The professional travel-writer must never hate any destination in print, and Lucas knew that in his bones. He, too, is practiced in the art of surrender. Although in the case of Venice, he correctly describes the laid-back atmosphere of the whole place back before the bulk of the deplorable 20th Century:
I too have seen the beginning of many quarrels, chiefly on the water. But I have seen only two Venetians use their fists – and they were infants in arms. For the rest, except at traghetti and at the corners of canals, the Venetians are good-humoured and blessed with an easy smiling tolerance. Venice is the best place in the world, and they are in Venice, and there you are! Why lose one’s temper?

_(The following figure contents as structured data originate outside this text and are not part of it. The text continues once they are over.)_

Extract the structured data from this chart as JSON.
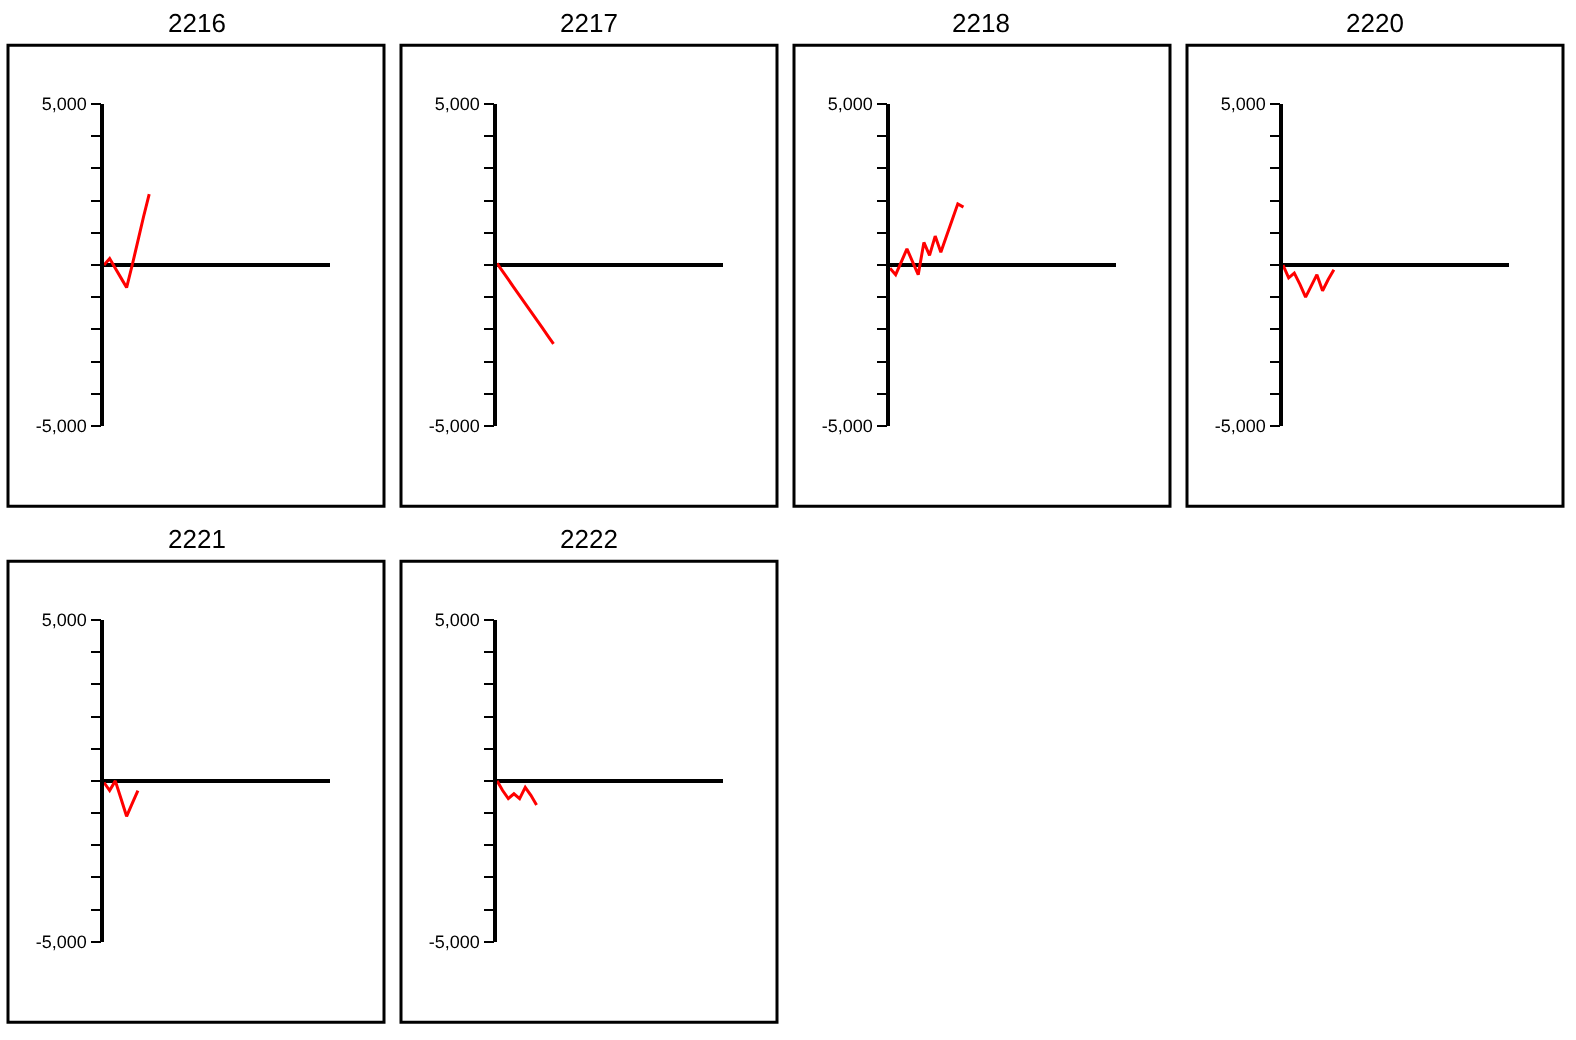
{
  "chart_data": [
    {
      "type": "line",
      "title": "2216",
      "categories": [
        null,
        null,
        null,
        null,
        null,
        null,
        null,
        null,
        null,
        null,
        null,
        null,
        null,
        null,
        null,
        null,
        null,
        null,
        null,
        null,
        null,
        null,
        null,
        null,
        null,
        null,
        null,
        null,
        null,
        null,
        null,
        null,
        null,
        null,
        null,
        null,
        null,
        null,
        null,
        null
      ],
      "series": [
        {
          "color": "#ff0000",
          "values": [
            0,
            200,
            -100,
            -400,
            -700,
            0,
            750,
            1500,
            2200,
            null,
            null,
            null,
            null,
            null,
            null,
            null,
            null,
            null,
            null,
            null,
            null,
            null,
            null,
            null,
            null,
            null,
            null,
            null,
            null,
            null,
            null,
            null,
            null,
            null,
            null,
            null,
            null,
            null,
            null,
            null
          ]
        }
      ],
      "ylim": [
        -5000,
        5000
      ],
      "yticks": [
        {
          "value": -5000,
          "label": "-5,000"
        },
        {
          "value": -4000,
          "label": null
        },
        {
          "value": -3000,
          "label": null
        },
        {
          "value": -2000,
          "label": null
        },
        {
          "value": -1000,
          "label": null
        },
        {
          "value": 0,
          "label": null
        },
        {
          "value": 1000,
          "label": null
        },
        {
          "value": 2000,
          "label": null
        },
        {
          "value": 3000,
          "label": null
        },
        {
          "value": 4000,
          "label": null
        },
        {
          "value": 5000,
          "label": "5,000"
        }
      ],
      "tick_labels": "y"
    },
    {
      "type": "line",
      "title": "2217",
      "categories": [
        null,
        null,
        null,
        null,
        null,
        null,
        null,
        null,
        null,
        null,
        null,
        null,
        null,
        null,
        null,
        null,
        null,
        null,
        null,
        null,
        null,
        null,
        null,
        null,
        null,
        null,
        null,
        null,
        null,
        null,
        null,
        null,
        null,
        null,
        null,
        null,
        null,
        null,
        null,
        null
      ],
      "series": [
        {
          "color": "#ff0000",
          "values": [
            50,
            -200,
            -450,
            -700,
            -950,
            -1200,
            -1450,
            -1700,
            -1950,
            -2200,
            -2450,
            null,
            null,
            null,
            null,
            null,
            null,
            null,
            null,
            null,
            null,
            null,
            null,
            null,
            null,
            null,
            null,
            null,
            null,
            null,
            null,
            null,
            null,
            null,
            null,
            null,
            null,
            null,
            null,
            null
          ]
        }
      ],
      "ylim": [
        -5000,
        5000
      ],
      "yticks": [
        {
          "value": -5000,
          "label": "-5,000"
        },
        {
          "value": -4000,
          "label": null
        },
        {
          "value": -3000,
          "label": null
        },
        {
          "value": -2000,
          "label": null
        },
        {
          "value": -1000,
          "label": null
        },
        {
          "value": 0,
          "label": null
        },
        {
          "value": 1000,
          "label": null
        },
        {
          "value": 2000,
          "label": null
        },
        {
          "value": 3000,
          "label": null
        },
        {
          "value": 4000,
          "label": null
        },
        {
          "value": 5000,
          "label": "5,000"
        }
      ],
      "tick_labels": "y"
    },
    {
      "type": "line",
      "title": "2218",
      "categories": [
        null,
        null,
        null,
        null,
        null,
        null,
        null,
        null,
        null,
        null,
        null,
        null,
        null,
        null,
        null,
        null,
        null,
        null,
        null,
        null,
        null,
        null,
        null,
        null,
        null,
        null,
        null,
        null,
        null,
        null,
        null,
        null,
        null,
        null,
        null,
        null,
        null,
        null,
        null,
        null
      ],
      "series": [
        {
          "color": "#ff0000",
          "values": [
            -100,
            -300,
            100,
            500,
            100,
            -300,
            700,
            300,
            900,
            400,
            900,
            1400,
            1900,
            1800,
            null,
            null,
            null,
            null,
            null,
            null,
            null,
            null,
            null,
            null,
            null,
            null,
            null,
            null,
            null,
            null,
            null,
            null,
            null,
            null,
            null,
            null,
            null,
            null,
            null,
            null
          ]
        }
      ],
      "ylim": [
        -5000,
        5000
      ],
      "yticks": [
        {
          "value": -5000,
          "label": "-5,000"
        },
        {
          "value": -4000,
          "label": null
        },
        {
          "value": -3000,
          "label": null
        },
        {
          "value": -2000,
          "label": null
        },
        {
          "value": -1000,
          "label": null
        },
        {
          "value": 0,
          "label": null
        },
        {
          "value": 1000,
          "label": null
        },
        {
          "value": 2000,
          "label": null
        },
        {
          "value": 3000,
          "label": null
        },
        {
          "value": 4000,
          "label": null
        },
        {
          "value": 5000,
          "label": "5,000"
        }
      ],
      "tick_labels": "y"
    },
    {
      "type": "line",
      "title": "2220",
      "categories": [
        null,
        null,
        null,
        null,
        null,
        null,
        null,
        null,
        null,
        null,
        null,
        null,
        null,
        null,
        null,
        null,
        null,
        null,
        null,
        null,
        null,
        null,
        null,
        null,
        null,
        null,
        null,
        null,
        null,
        null,
        null,
        null,
        null,
        null,
        null,
        null,
        null,
        null,
        null,
        null
      ],
      "series": [
        {
          "color": "#ff0000",
          "values": [
            0,
            -400,
            -250,
            -600,
            -1000,
            -650,
            -300,
            -800,
            -450,
            -150,
            null,
            null,
            null,
            null,
            null,
            null,
            null,
            null,
            null,
            null,
            null,
            null,
            null,
            null,
            null,
            null,
            null,
            null,
            null,
            null,
            null,
            null,
            null,
            null,
            null,
            null,
            null,
            null,
            null,
            null
          ]
        }
      ],
      "ylim": [
        -5000,
        5000
      ],
      "yticks": [
        {
          "value": -5000,
          "label": "-5,000"
        },
        {
          "value": -4000,
          "label": null
        },
        {
          "value": -3000,
          "label": null
        },
        {
          "value": -2000,
          "label": null
        },
        {
          "value": -1000,
          "label": null
        },
        {
          "value": 0,
          "label": null
        },
        {
          "value": 1000,
          "label": null
        },
        {
          "value": 2000,
          "label": null
        },
        {
          "value": 3000,
          "label": null
        },
        {
          "value": 4000,
          "label": null
        },
        {
          "value": 5000,
          "label": "5,000"
        }
      ],
      "tick_labels": "y"
    },
    {
      "type": "line",
      "title": "2221",
      "categories": [
        null,
        null,
        null,
        null,
        null,
        null,
        null,
        null,
        null,
        null,
        null,
        null,
        null,
        null,
        null,
        null,
        null,
        null,
        null,
        null,
        null,
        null,
        null,
        null,
        null,
        null,
        null,
        null,
        null,
        null,
        null,
        null,
        null,
        null,
        null,
        null,
        null,
        null,
        null,
        null
      ],
      "series": [
        {
          "color": "#ff0000",
          "values": [
            -50,
            -300,
            0,
            -550,
            -1100,
            -700,
            -300,
            null,
            null,
            null,
            null,
            null,
            null,
            null,
            null,
            null,
            null,
            null,
            null,
            null,
            null,
            null,
            null,
            null,
            null,
            null,
            null,
            null,
            null,
            null,
            null,
            null,
            null,
            null,
            null,
            null,
            null,
            null,
            null,
            null
          ]
        }
      ],
      "ylim": [
        -5000,
        5000
      ],
      "yticks": [
        {
          "value": -5000,
          "label": "-5,000"
        },
        {
          "value": -4000,
          "label": null
        },
        {
          "value": -3000,
          "label": null
        },
        {
          "value": -2000,
          "label": null
        },
        {
          "value": -1000,
          "label": null
        },
        {
          "value": 0,
          "label": null
        },
        {
          "value": 1000,
          "label": null
        },
        {
          "value": 2000,
          "label": null
        },
        {
          "value": 3000,
          "label": null
        },
        {
          "value": 4000,
          "label": null
        },
        {
          "value": 5000,
          "label": "5,000"
        }
      ],
      "tick_labels": "y"
    },
    {
      "type": "line",
      "title": "2222",
      "categories": [
        null,
        null,
        null,
        null,
        null,
        null,
        null,
        null,
        null,
        null,
        null,
        null,
        null,
        null,
        null,
        null,
        null,
        null,
        null,
        null,
        null,
        null,
        null,
        null,
        null,
        null,
        null,
        null,
        null,
        null,
        null,
        null,
        null,
        null,
        null,
        null,
        null,
        null,
        null,
        null
      ],
      "series": [
        {
          "color": "#ff0000",
          "values": [
            0,
            -300,
            -550,
            -400,
            -550,
            -200,
            -450,
            -750,
            null,
            null,
            null,
            null,
            null,
            null,
            null,
            null,
            null,
            null,
            null,
            null,
            null,
            null,
            null,
            null,
            null,
            null,
            null,
            null,
            null,
            null,
            null,
            null,
            null,
            null,
            null,
            null,
            null,
            null,
            null,
            null
          ]
        }
      ],
      "ylim": [
        -5000,
        5000
      ],
      "yticks": [
        {
          "value": -5000,
          "label": "-5,000"
        },
        {
          "value": -4000,
          "label": null
        },
        {
          "value": -3000,
          "label": null
        },
        {
          "value": -2000,
          "label": null
        },
        {
          "value": -1000,
          "label": null
        },
        {
          "value": 0,
          "label": null
        },
        {
          "value": 1000,
          "label": null
        },
        {
          "value": 2000,
          "label": null
        },
        {
          "value": 3000,
          "label": null
        },
        {
          "value": 4000,
          "label": null
        },
        {
          "value": 5000,
          "label": "5,000"
        }
      ],
      "tick_labels": "y"
    }
  ]
}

In a typically self-deprecating move, Lucas opens A Wanderer in Venice by telling his readers that they really ought to go elsewhere if they’re looking for in-depth history of the city, or in-depth analysis of its artwork or social structure, etc. He nevertheless mixes in as much of this sort of thing as could be harvested in some comfortable trips to the Reading Room of the British Museum – but the passages are distinct from his lovely, eloquent personal reflections, and they’re always offered with a faint air of apology. The incredible back-log of books generated by Venice doesn’t exactly oppress our author (he was too prolific for such paralyzing thoughts), but he’s aware of it all the same:
Venice needs a whole library to describe her: a book on her churches and a book on her palaces; a book on her painters and a book on her sculptors; a book on her old families and a book on her new; a book on her builders and a book on her bridges; a book – but why go on? The fact is self-evident.
Venice doesn’t just need those things – it’s received them, many times over. Already in Lucas’ day, the idea of adding another volume to the pile should have been considered a fantastic extravagance, almost completely indefensible. He knew that as well as anybody, and his own defense is typically wistful:
Yet there is something that a single book can do: it can testify to delight received and endeavour to kindle an enthusiasm in others; and that I may perhaps have done.
The real defense – that the public is always buying – he leaves unsaid. Gallant man.